General Motors is urging Congress and the Bush administration to get behind auto industry efforts to produce alternative fuel sources for U.S. motorists.
That means money and tax breaks for automakers to produce alternative fuel vehicles and incentives for consumers to buy and drive them.
GM CEO Rick Wagoner said that this year he plans to aggressively push the alternative fuels agenda despite declining interest in the issue on Capitol Hill. Congressional attention to alternative fuel technology tends to rise and fall with gasoline prices.
"We are going to try to spend adequate time in Washington and hopefully we can do it as an industry," Wagoner said. "In terms of advanced battery research, I think the government could play a big role and in advanced fuel cell research."
Wagoner also thinks the government ought to provide incentives for alternative fuel vehicles to encourage consumers to buy into the technology.
"One of the things that government has to do to really promote energy diversity is proactively support the development of alternative fuel technology," Wagoner said. "Incentivize consumers through tax credits, fuel subsidies and so on to adopt these exciting new technologies."
GM will lobby for continued support developing ethanol as an alternative to gasoline.

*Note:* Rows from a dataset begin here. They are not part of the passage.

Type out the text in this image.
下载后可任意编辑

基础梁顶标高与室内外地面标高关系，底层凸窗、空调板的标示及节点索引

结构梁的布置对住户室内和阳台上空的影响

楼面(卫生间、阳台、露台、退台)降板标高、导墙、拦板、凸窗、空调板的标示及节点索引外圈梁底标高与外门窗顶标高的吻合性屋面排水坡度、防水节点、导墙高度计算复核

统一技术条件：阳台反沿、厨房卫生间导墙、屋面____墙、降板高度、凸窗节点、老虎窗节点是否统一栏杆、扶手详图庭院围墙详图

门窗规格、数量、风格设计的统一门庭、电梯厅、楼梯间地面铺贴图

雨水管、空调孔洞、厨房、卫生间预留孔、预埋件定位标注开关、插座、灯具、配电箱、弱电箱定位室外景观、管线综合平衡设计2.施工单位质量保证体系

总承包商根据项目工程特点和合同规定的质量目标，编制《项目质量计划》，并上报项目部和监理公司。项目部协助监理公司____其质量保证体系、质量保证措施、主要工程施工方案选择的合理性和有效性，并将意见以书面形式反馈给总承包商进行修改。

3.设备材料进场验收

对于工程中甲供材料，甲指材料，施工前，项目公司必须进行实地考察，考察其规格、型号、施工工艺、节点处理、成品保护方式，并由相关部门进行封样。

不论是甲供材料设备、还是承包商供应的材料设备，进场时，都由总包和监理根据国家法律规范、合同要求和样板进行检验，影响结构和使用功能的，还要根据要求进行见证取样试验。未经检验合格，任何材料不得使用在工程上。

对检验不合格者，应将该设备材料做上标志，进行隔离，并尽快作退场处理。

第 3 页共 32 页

Wagoner also said many government officials also have shown interest in GM's electrically driven concept car, the Chevrolet Volt, recently unveiled at the Detroit auto show.

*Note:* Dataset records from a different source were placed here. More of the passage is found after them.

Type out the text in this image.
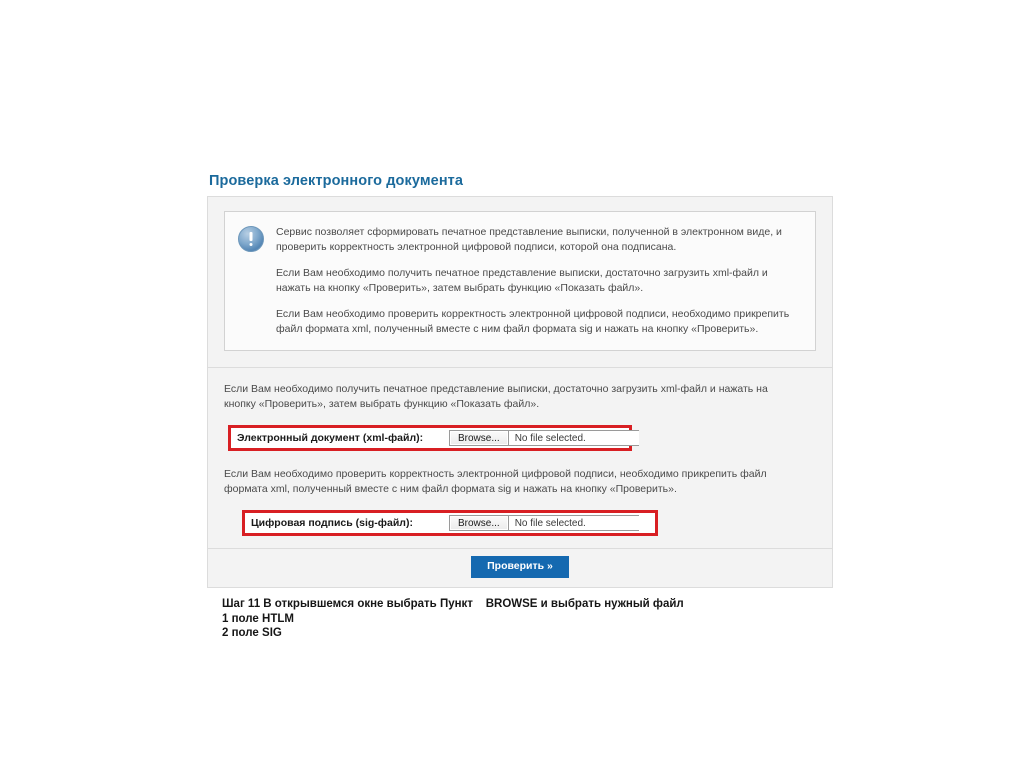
Проверка электронного документа

Сервис позволяет сформировать печатное представление выписки, полученной в электронном виде, и проверить корректность электронной цифровой подписи, которой она подписана.

Если Вам необходимо получить печатное представление выписки, достаточно загрузить xml-файл и нажать на кнопку «Проверить», затем выбрать функцию «Показать файл».

Если Вам необходимо проверить корректность электронной цифровой подписи, необходимо прикрепить файл формата xml, полученный вместе с ним файл формата sig и нажать на кнопку «Проверить».

Если Вам необходимо получить печатное представление выписки, достаточно загрузить xml-файл и нажать на кнопку «Проверить», затем выбрать функцию «Показать файл».

Электронный документ (xml-файл):	Browse...	No file selected.

Если Вам необходимо проверить корректность электронной цифровой подписи, необходимо прикрепить файл формата xml, полученный вместе с ним файл формата sig и нажать на кнопку «Проверить».

Цифровая подпись (sig-файл):	Browse...	No file selected.
Проверить »
Шаг 11 В открывшемся окне выбрать Пункт    BROWSE и выбрать нужный файл
1 поле HTLM
2 поле SIG
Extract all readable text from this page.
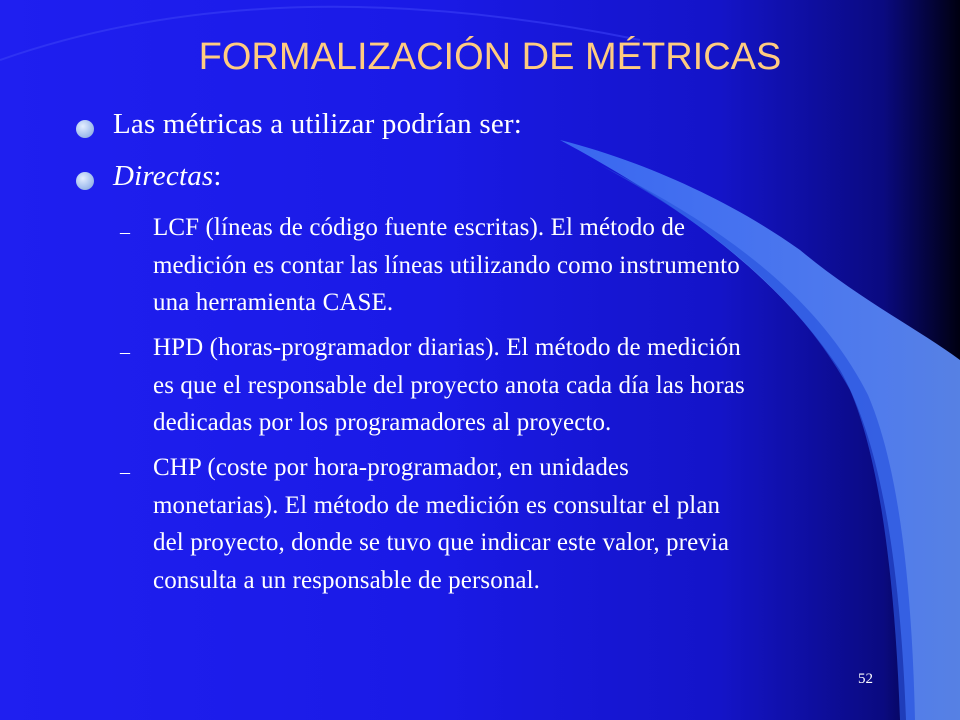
FORMALIZACIÓN DE MÉTRICAS
Las métricas a utilizar podrían ser:
Directas:
– LCF (líneas de código fuente escritas). El método de
medición es contar las líneas utilizando como instrumento
una herramienta CASE.
– HPD (horas-programador diarias). El método de medición
es que el responsable del proyecto anota cada día las horas
dedicadas por los programadores al proyecto.
– CHP (coste por hora-programador, en unidades
monetarias). El método de medición es consultar el plan
del proyecto, donde se tuvo que indicar este valor, previa
consulta a un responsable de personal.
52
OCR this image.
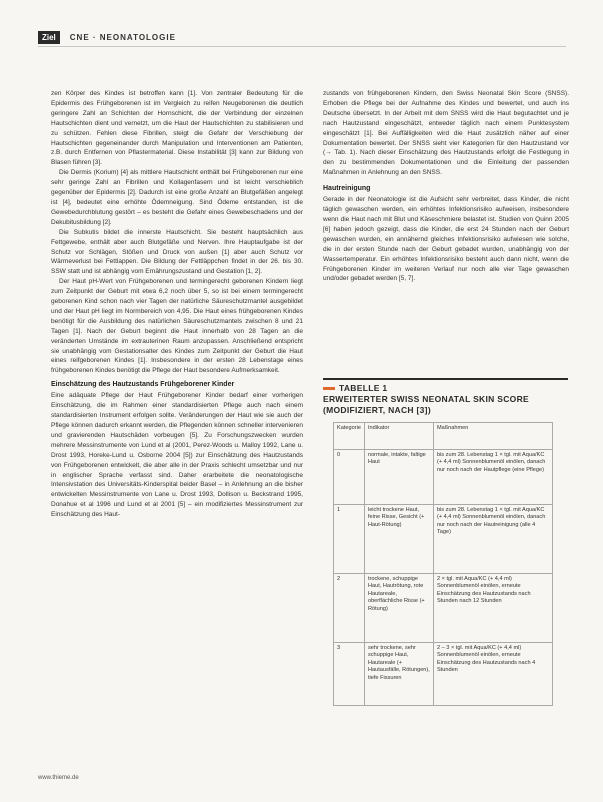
Ziel	CNE · NEONATOLOGIE

zen Körper des Kindes ist betroffen kann [1]. Von zentraler Bedeutung für die Epidermis des Frühgeborenen ist im Vergleich zu reifen Neugeborenen die deutlich geringere Zahl an Schichten der Hornschicht, die der Verbindung der einzelnen Hautschichten dient und vernetzt, um die Haut der Hautschichten zu stabilisieren und zu schützen. Fehlen diese Fibrillen, steigt die Gefahr der Verschiebung der Hautschichten gegeneinander durch Manipulation und Interventionen am Patienten, z.B. durch Entfernen von Pflastermaterial. Diese Instabilität [3] kann zur Bildung von Blasen führen [3].

Die Dermis (Korium) [4] als mittlere Hautschicht enthält bei Frühgeborenen nur eine sehr geringe Zahl an Fibrillen und Kollagenfasern und ist leicht verschieblich gegenüber der Epidermis [2]. Dadurch ist eine große Anzahl an Blutgefäßen angelegt ist [4], bedeutet eine erhöhte Ödemneigung. Sind Ödeme entstanden, ist die Gewebedurchblutung gestört – es besteht die Gefahr eines Gewebeschadens und der Dekubitusbildung [2].

Die Subkutis bildet die innerste Hautschicht. Sie besteht hauptsächlich aus Fettgewebe, enthält aber auch Blutgefäße und Nerven. Ihre Hauptaufgabe ist der Schutz vor Schlägen, Stößen und Druck von außen [1] aber auch Schutz vor Wärmeverlust bei Fettlappen. Die Bildung der Fettläppchen findet in der 26. bis 30. SSW statt und ist abhängig vom Ernährungszustand und Gestation [1, 2].

Der Haut pH-Wert von Frühgeborenen und termingerecht geborenen Kindern liegt zum Zeitpunkt der Geburt mit etwa 6,2 noch über 5, so ist bei einem termingerecht geborenen Kind schon nach vier Tagen der natürliche Säureschutzmantel ausgebildet und der Haut pH liegt im Normbereich von 4,95. Die Haut eines frühgeborenen Kindes benötigt für die Ausbildung des natürlichen Säureschutzmantels zwischen 8 und 21 Tagen [1]. Nach der Geburt beginnt die Haut innerhalb von 28 Tagen an die veränderten Umstände im extrauterinen Raum anzupassen. Anschließend entspricht sie unabhängig vom Gestationsalter des Kindes zum Zeitpunkt der Geburt die Haut eines reifgeborenen Kindes [1]. Insbesondere in der ersten 28 Lebenstage eines frühgeborenen Kindes benötigt die Pflege der Haut besondere Aufmerksamkeit.

Einschätzung des Hautzustands Frühgeborener Kinder

Eine adäquate Pflege der Haut Frühgeborener Kinder bedarf einer vorherigen Einschätzung, die im Rahmen einer standardisierten Pflege auch nach einem standardisierten Instrument erfolgen sollte. Veränderungen der Haut wie sie auch der Pflege können dadurch erkannt werden, die Pflegenden können schneller intervenieren und gravierenden Hautschäden vorbeugen [5]. Zu Forschungszwecken wurden mehrere Messinstrumente von Lund et al (2001, Perez-Woods u. Malloy 1992, Lane u. Drost 1993, Horeke-Lund u. Osborne 2004 [5]) zur Einschätzung des Hautzustands von Frühgeborenen entwickelt, die aber alle in der Praxis schlecht umsetzbar und nur in englischer Sprache verfasst sind. Daher erarbeitete die neonatologische Intensivstation des Universitäts-Kinderspital beider Basel – in Anlehnung an die bisher entwickelten Messinstrumente von Lane u. Drost 1993, Dollison u. Beckstrand 1995, Donahue et al 1996 und Lund et al 2001 [5] – ein modifiziertes Messinstrument zur Einschätzung des Haut-

zustands von frühgeborenen Kindern, den Swiss Neonatal Skin Score (SNSS). Erhoben die Pflege bei der Aufnahme des Kindes und bewertet, und auch ins Deutsche übersetzt. In der Arbeit mit dem SNSS wird die Haut begutachtet und je nach Hautzustand eingeschätzt, entweder täglich nach einem Punktesystem eingeschätzt [1]. Bei Auffälligkeiten wird die Haut zusätzlich näher auf einer Dokumentation bewertet. Der SNSS sieht vier Kategorien für den Hautzustand vor (→ Tab. 1). Nach dieser Einschätzung des Hautzustands erfolgt die Festlegung in den zu bestimmenden Dokumentationen und die Einleitung der passenden Maßnahmen in Anlehnung an den SNSS.

Hautreinigung

Gerade in der Neonatologie ist die Aufsicht sehr verbreitet, dass Kinder, die nicht täglich gewaschen werden, ein erhöhtes Infektionsrisiko aufweisen, insbesondere wenn die Haut nach mit Blut und Käseschmiere belastet ist. Studien von Quinn 2005 [6] haben jedoch gezeigt, dass die Kinder, die erst 24 Stunden nach der Geburt gewaschen wurden, ein annähernd gleiches Infektionsrisiko aufwiesen wie solche, die in der ersten Stunde nach der Geburt gebadet wurden, unabhängig von der Wassertemperatur. Ein erhöhtes Infektionsrisiko besteht auch dann nicht, wenn die Frühgeborenen Kinder im weiteren Verlauf nur noch alle vier Tage gewaschen und/oder gebadet werden [5, 7].

TABELLE 1
ERWEITERTER SWISS NEONATAL SKIN SCORE (MODIFIZIERT, NACH [3])
Kategorie	Indikator	Maßnahmen
0	normale, intakte, faltige Haut	bis zum 28. Lebenstag 1 × tgl. mit Aqua/KC (+ 4,4 ml) Sonnenblumenöl einölen, danach nur noch nach der Hautpflege (eine Pflege)
1	leicht trockene Haut, feine Risse, Gesicht (+ Haut-Rötung)	bis zum 28. Lebenstag 1 × tgl. mit Aqua/KC (+ 4,4 ml) Sonnenblumenöl einölen, danach nur noch nach der Hautreinigung (alle 4 Tage)
2	trockene, schuppige Haut, Hautrötung, rote Hautareale, oberflächliche Risse (+ Rötung)	2 × tgl. mit Aqua/KC (+ 4,4 ml) Sonnenblumenöl einölen, erneute Einschätzung des Hautzustands nach Stunden nach 12 Stunden
3	sehr trockene, sehr schuppige Haut, Hautareale (+ Hautausfälle, Rötungen), tiefe Fissuren	2 – 3 × tgl. mit Aqua/KC (+ 4,4 ml) Sonnenblumenöl einölen, erneute Einschätzung des Hautzustands nach 4 Stunden
www.thieme.de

The Volt is designed to run for 40 miles on pure electric power but GM executives concede the main delay in production of the Volt is development of adequate batteries.
GM's program relies on lithium-ion battery technology that is extremely costly and heavy and the company is looking for federal help to develop batteries to power electric vehicles.
"With the price of oil at its lowest level in 19 months, we run the risk of reverting back to our traditional energy policy," Wagoner said. "Relying heavily on the lowest-cost energy available on world markets, including imported oil, without providing adequate support for developing alternative sources.
Ford Motor Co. is considering a plug-in hybrid to provide alternate energy sources. Like GM, the biggest challenge at Ford is in development of battery technology.
Battery technology is key to the next generation of hybrid vehicles as automakers seek ways to lower the cost of batteries and increase their power and storage capacity, according to the head of Ford's hybrid program, Nancy Gioia.
She said that plug-ins will be more expensive than other vehicles and she suggested people will likely not buy them without big federal tax breaks.
Ford currently makes hybrid powertrain versions of its Ford Escape and Mercury Mariner SUVs but Gioia said Ford has scaled back its previous hybrid strategy because to limited appeal for such vehicles.